SAN DIEGO COUNTY, Calif. — UC San Diego and USC each received a $25 million from the Epstein Family Foundation to conduct Alzheimer's research into treatments and a cure, the universities announced Monday.
The $50 million donation established the Epstein Family Alzheimer's Research Collaboration at the universities, which split the donation evenly.
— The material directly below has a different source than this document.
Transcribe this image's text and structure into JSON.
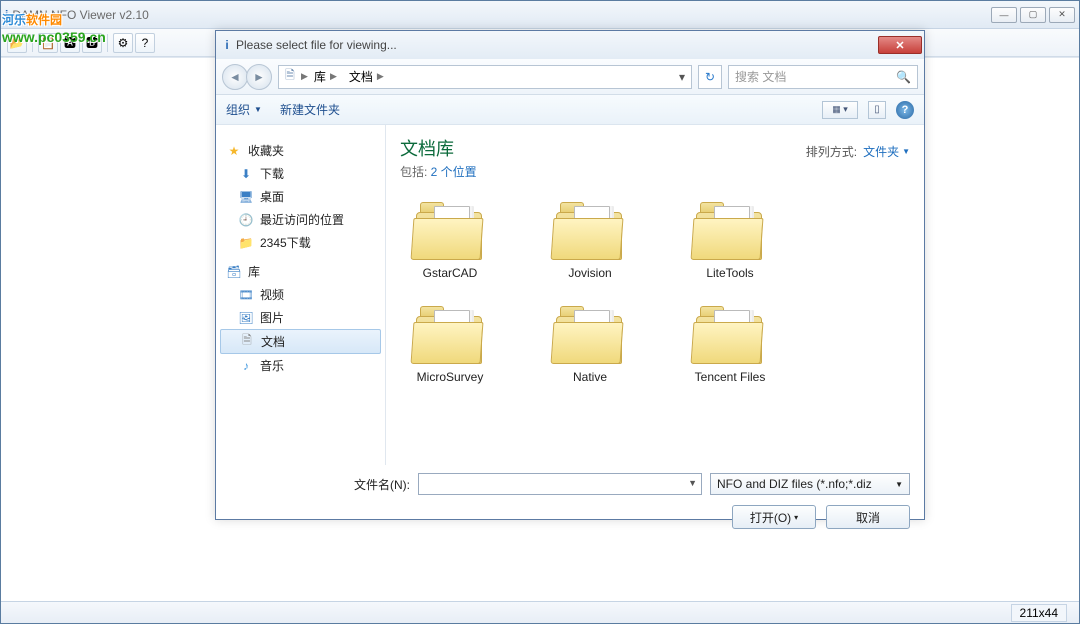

The funding will build on existing research done at the universities and spark collaborative efforts between USC and UC San Diego as they search for effective therapies for Alzheimer's disease, university officials said.
Alzheimer's affects more than 6 million people in the United States, and experts in the field believe diagnoses could double by 2060 absent a breakthrough in research into preventions and cures, according to USC.
Daniel and Phyllis Epstein, who made the donation from their foundation, have a personal connection with the disease, as Dan's identical twin brother David suffered from Alzheimer's for 15 years before his death, according to USC.
"We experienced first-hand the significant challenges that come with the progression of Alzheimer's disease," Dan Epstein said in a statement. "The fact is that there are no viable treatments for this condition, so we are very pleased to serve as a catalyst in moving Alzheimer's research ahead and hopefully achieving something noteworthy in the not-too-distant future."
Epstein added that he hopes the collaboration between USC and UC San Diego will create a better outcome than the two working separately.
"With the extraordinary talent at USC and UC San Diego, it seemed as though we could take one plus one and make it three with this collaboration," said Epstein. "When researchers are interacting and sharing ideas, it can lead to new solutions that they might not have originally thought about. When two stellar universities are working together to achieve the same goal, great things will come out of it."
According to USC, the money will help shorten the time between study design, patient recruitment and clinical trials, in the hopes of expediting potential discoveries. UC San Diego will use the money to drive research led by its Alzheimer's Disease Cooperative Study, which is led by Howard Feldman, dean of Alzheimer's Disease Research and professor of neurosciences at UC San Diego School of Medicine and a neurologist. The university will also use the funding for Alzheimer's disease research in two areas -- gene therapy for Alzheimer's disease and a "powder for pennies" program, which is designed to expedite the testing of existing or repurposed drugs and natural products for its treatment.
"With this extraordinary gift, Dan and Phyllis Epstein are making a dramatic investment in a better future for perhaps millions of Americans coping with Alzheimer's disease and those at risk of developing the disease in the years to come. By establishing this visionary collaboration between USC and UC San Diego, the Epsteins are forging a bond between two Alzheimer's research powerhouses that has the potential to transform the landscape of treatment for this devastating disease," USC President Carol Folt and UC San Diego Chancellor Pradeep K. Khosla said in a joint statement.
The Epstein Family Foundation also challenged USC and UC San Diego to raise donations to match the $50 million and double the funding.
"It is just a matter of time before most people will have someone in their families develop dementia or Alzheimer's, yet there are no viable treatments beyond temporary measures to delay the onset," Dan Epstein said. "If, together, we can double our initial investment, just imagine the impact that we can have in creating real solutions for this condition."
Dan Epstein, who graduated from USC, is the founder of San Diego-based ConAm Group, which owns, develops and manages properties nationwide. Phyllis Epstein sits on the San Diego Symphony and Lawrence Family Jewish Community Center leadership boards. She is also a board member of USC Roski School of Art and Design and the USC Shoah Foundation - The Institute for Visual History and Education.
The Epsteins' two children also graduated from USC.